L'administration Bush, qui venait de faire un timide pas en faveur de la lutte contre le réchauffement climatique au sommet du G8, a décidé de reporter à plus tard toute régulation des émissions de gaz à effet de serre, attisant la colère des défenseurs de l'environnement.

Ce délai, estiment les observateurs, implique que toute action dans ce domaine ne sera pas entreprise par l'actuelle administration mais laissée au successeur du président George W. Bush à la Maison-Blanche, en janvier 2009, Barack Obama ou John McCain.

Le report de toute décision, prôné dans un rapport de 588 pages publié vendredi par l'agence américaine de protection de l'environnement (EPA), intervient alors qu'en avril 2007 la Cour suprême des État-Unis avait ordonné à l'EPA de prendre des mesures de lutte contre les émissions de gaz à effet de serre.

L'administrateur de l'EPA Stephen Johnson a déclaré que plutôt que d'obtenir un consensus «sur des sujets d'une grande complexité et controversés», il préférait attendre la publication de points de vue d'autres agences pendant une période de 120 jours.

L'EPA dit aussi douter que les «gaz à effet de serre puissent être contrôlés efficacement par le Clean Air Act», la législation anti-pollution.

«Le refus de l'administration Bush de répondre à la Cour suprême et de faire quelque chose contre le réchauffement climatique n'est pas seulement illégal, c'est scandaleusement immoral», a réagi Danielle Fugere de l'organisation écologiste Les Amis de la Terre.

Les décisions de l'EPA soulignent «l'absolu manque de crédibilité» de son administrateur, relève de son côté David Bookbinder, conseiller climat de la plus ancienne association américaine de défense de l'environnement, Sierra Club.

«Le public américain, le Congrès, les responsables mondiaux (...) comptent les jours avant le départ de cette administration et (l'arrivée d'un) nouveau président qui annulera les dommages causés par le président Bush et rattrapera le temps perdu pendant pratiquement une décennie», a-t-il ajouté.

Déjà, début juin, la minorité républicaine au Sénat avait torpillé le premier grand projet de loi sur le climat, impliquant qu'aucune initiative ne pourrait aboutir aux États-Unis avant une nouvelle législature.

Le président Bush a toujours rejeté toute contrainte qui ne pèserait pas aussi sur les économies émergentes comme la Chine ou l'Inde et a refusé de signer le protocole de Kyoto entré en vigueur en 2005.

Les défenseurs de l'environnement estiment que depuis son accession à la présidence en 2001, son administration a ignoré les dangers du réchauffement climatique et même tenté de le nier.

Lors du récent sommet du G8 au Japon, les États-Unis se sont tout de même ralliés au principe de réduire de 50% les émissions polluantes d'ici 2050 sur une base globale.
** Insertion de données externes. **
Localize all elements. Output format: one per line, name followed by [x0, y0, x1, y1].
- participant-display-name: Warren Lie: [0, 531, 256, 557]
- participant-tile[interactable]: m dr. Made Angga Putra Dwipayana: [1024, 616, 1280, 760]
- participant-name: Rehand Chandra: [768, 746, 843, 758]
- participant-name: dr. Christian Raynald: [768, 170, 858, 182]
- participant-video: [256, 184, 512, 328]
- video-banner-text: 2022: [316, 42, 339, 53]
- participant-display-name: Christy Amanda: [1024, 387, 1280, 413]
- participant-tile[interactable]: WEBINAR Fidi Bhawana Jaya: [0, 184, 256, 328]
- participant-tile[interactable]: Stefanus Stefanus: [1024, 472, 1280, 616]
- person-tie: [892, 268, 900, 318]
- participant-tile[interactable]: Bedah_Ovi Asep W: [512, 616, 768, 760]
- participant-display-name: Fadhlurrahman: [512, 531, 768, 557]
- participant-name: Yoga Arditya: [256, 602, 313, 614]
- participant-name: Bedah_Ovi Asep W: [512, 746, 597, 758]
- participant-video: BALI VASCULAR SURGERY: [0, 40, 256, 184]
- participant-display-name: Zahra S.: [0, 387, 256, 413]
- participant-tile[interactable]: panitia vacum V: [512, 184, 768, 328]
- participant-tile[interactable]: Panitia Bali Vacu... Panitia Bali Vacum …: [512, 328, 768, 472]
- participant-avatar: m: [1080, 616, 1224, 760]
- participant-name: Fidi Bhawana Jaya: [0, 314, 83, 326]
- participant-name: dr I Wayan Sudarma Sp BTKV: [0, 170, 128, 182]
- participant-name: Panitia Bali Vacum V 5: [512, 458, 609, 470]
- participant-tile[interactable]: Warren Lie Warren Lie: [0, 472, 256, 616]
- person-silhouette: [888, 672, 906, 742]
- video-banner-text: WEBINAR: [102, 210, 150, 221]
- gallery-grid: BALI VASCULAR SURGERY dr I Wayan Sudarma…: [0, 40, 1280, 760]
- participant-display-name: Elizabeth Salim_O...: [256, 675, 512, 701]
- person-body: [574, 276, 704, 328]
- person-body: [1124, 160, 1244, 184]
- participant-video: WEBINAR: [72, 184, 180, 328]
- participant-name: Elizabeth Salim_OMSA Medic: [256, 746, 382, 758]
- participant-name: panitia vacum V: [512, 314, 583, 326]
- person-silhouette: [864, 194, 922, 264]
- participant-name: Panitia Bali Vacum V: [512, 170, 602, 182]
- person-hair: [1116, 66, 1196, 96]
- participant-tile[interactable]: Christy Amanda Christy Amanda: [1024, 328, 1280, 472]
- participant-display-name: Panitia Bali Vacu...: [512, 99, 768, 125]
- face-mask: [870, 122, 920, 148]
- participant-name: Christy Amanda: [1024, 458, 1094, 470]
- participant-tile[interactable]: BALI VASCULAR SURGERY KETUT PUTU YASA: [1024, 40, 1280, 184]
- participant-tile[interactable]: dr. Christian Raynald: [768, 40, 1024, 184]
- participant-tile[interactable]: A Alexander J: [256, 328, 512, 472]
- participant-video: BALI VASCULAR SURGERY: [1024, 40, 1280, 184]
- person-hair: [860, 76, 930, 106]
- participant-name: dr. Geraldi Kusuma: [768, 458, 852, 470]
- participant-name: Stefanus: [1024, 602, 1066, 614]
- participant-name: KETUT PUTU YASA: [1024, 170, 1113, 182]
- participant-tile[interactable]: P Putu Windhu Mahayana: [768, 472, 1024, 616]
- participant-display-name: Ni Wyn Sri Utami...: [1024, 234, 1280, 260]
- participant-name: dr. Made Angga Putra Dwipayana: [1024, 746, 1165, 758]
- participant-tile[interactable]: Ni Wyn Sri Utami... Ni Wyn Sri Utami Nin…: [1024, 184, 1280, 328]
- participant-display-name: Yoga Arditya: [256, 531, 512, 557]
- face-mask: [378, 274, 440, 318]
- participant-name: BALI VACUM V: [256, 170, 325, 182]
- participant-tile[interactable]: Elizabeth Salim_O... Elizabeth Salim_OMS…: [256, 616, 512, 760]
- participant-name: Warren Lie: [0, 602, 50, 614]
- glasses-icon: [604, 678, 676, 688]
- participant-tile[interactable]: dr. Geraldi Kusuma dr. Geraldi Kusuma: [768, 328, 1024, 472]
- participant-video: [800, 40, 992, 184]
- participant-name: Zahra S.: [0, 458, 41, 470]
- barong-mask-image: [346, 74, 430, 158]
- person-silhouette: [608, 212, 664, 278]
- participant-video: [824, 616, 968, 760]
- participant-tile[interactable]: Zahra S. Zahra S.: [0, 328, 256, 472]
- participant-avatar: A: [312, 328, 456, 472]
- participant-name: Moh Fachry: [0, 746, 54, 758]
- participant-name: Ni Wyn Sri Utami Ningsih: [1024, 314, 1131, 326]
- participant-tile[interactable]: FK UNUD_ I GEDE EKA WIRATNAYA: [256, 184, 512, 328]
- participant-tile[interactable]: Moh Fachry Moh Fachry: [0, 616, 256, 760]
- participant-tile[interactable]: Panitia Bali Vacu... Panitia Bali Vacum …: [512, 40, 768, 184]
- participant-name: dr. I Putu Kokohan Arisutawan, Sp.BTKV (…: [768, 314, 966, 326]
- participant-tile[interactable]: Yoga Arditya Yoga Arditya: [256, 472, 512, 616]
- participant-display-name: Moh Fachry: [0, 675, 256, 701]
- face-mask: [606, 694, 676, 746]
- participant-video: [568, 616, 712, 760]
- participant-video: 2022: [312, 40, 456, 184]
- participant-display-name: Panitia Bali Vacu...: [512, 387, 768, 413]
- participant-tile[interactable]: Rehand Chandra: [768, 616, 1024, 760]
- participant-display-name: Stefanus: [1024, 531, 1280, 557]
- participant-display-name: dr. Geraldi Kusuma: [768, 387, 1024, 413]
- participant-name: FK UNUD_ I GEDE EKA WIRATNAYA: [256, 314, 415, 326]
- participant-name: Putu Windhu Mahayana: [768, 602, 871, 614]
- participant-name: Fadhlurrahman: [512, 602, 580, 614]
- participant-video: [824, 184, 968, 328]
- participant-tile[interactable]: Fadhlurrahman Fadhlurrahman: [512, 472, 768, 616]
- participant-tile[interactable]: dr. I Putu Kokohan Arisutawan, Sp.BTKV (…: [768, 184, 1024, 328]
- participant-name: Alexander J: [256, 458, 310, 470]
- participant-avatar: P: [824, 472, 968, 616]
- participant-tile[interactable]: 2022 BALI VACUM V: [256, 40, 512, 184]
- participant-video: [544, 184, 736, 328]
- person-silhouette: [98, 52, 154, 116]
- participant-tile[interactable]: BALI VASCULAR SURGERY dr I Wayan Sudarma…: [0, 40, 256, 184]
Mais les principales économies n'ont pas précisé quelle serait l'année de référence pour calculer cette réduction, ni comment se répartiraient fardeau et calendrier.

L'an dernier, la Cour suprême avait fait voler en éclat les arguments régulièrement avancés par l'EPA, et derrière elle l'administration Bush, pour ne pas agir contre les émissions polluantes: oui, avait décidé la Cour, le réchauffement climatique représente un grave danger, oui l'EPA peut et doit le prendre en considération.

Parallèlement, la décision de la Cour avait ouvert une brêche en affirmant qu'un État, en l'occurrence le Massachusetts (nord-est), subissait des dommages sur ses côtes du fait du réchauffement climatique et qu'il pouvait obtenir réparation en justice.

Des poursuites sont aussi en cours contre l'EPA qui refuse de réguler les émissions des centrales thermiques, responsables de 40% des rejets de CO2.